Through all these years, while Uganda’s neighbours have raised their own minimum wages – Kenya recently by 14 per cent, Tanzania just last year – the issue has not been on Kampala’s radar. Back in the 1990s a government advisory board did make recommendations for a substantial hike. But they were unheeded.
So now the lobbyists have come again. It’s time for change, the say. Far past time. This time, slowly, change might even come. There is the 2012 minimum wage bill still to be debated in parliament, along with a government promise to set a new minimum pay rate by July 2015.
But even this doesn’t give much hope, no, not for you. Because the unfortunate truth is that a raise in its minimum wage is no cure-all for any developing nation. It’s often only select working groups that benefit. You are caught in the sort of poverty that is much deeper and wider.
The rich world, of course, has no concept of any of this, no clue about what it means to live on a dollar a day. There, even the poorest citizens have social safety nets.
More so, most workers in rich nations are employed in the formal job sector. Conversely, in the world’s lowest income countries, the reverse is true. As many as four in five workers in Uganda are just like you, stuck in the informal sector of casual work.
You rise with the sun and retire well into the night, along with so many others after a long day on farms or in the service sector or as domestic help, among the millions of casual workers who, in Uganda, reportedly earn a median income of just UgSh 50,000 a month.
But even if Uganda had a new minimum wage tomorrow it wouldn’t matter for you.

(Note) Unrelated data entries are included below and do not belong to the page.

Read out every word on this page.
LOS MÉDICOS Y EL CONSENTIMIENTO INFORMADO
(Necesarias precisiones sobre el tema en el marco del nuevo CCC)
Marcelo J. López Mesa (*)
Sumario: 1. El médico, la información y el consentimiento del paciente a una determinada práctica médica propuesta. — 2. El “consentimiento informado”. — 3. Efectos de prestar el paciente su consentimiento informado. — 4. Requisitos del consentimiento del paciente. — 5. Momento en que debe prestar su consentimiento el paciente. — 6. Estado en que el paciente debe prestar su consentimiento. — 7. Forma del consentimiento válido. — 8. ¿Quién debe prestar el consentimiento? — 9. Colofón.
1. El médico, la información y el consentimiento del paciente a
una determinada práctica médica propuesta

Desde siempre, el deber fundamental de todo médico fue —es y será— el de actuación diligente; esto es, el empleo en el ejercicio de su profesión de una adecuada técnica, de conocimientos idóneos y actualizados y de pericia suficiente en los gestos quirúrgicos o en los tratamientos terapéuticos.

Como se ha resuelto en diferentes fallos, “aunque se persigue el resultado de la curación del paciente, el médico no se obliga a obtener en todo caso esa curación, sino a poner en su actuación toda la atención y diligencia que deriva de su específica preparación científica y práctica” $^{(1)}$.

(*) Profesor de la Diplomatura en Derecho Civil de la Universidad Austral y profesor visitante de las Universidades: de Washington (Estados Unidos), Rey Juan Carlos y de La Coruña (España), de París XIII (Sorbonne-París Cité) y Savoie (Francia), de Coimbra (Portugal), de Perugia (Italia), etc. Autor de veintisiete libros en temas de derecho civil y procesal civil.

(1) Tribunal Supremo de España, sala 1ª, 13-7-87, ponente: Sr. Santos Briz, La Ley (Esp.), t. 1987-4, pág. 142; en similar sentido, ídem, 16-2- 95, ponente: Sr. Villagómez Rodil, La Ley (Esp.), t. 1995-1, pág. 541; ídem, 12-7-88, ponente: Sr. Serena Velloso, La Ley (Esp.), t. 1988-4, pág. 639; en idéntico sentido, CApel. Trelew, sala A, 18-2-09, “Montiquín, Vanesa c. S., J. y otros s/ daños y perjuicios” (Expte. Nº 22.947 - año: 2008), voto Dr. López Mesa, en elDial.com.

Or would it? Would this sort of legislated increase actually trickle down to help raise at least some casuals’ earnings? Yes, this does happen in some poor nations. Just like there also might be consequences, that is a higher minimum wage can sometimes force some businesses and industries to let some workers go.
In truth, such unknowns are simply part of any economy, but, like with anything in life, without courage to move ahead nothing will change. Social safety nets, for example, will never get created without new ways of looking at these issues.
Instead, too many governments, even in the poorest of sub Saharan Africa, put precious resources elsewhere like, say, into those multi-billion-shilling fighter jets that storm over your home, so low sometimes, drowning out any semblance of coherent thinking.
It looks like the only hope you really have is the simple, everyday goodwill of people, the ancient biblical sense of being one’s brother’s keeper. African culture is deeply religious, after all.
But even at religious institutions, people are people. You know of one large Christian school that has paid its casual workers, despite their earnest pleas for more help, virtually the same daily UgSh 5,000 for close to 10 years. And it’s hardly alone.
So those poignant words of Christ, that “What you have done for the least of these, you have also done to me,” are left as words only.
Yes, there may be a new world coming, a new future order when, in some strange tidal turn, the last will be first and the first will be last. But you can’t yet see that long tomorrow from here.
For you, today, this tired old earth just keeps spinning in the indifferent way that it so easily does.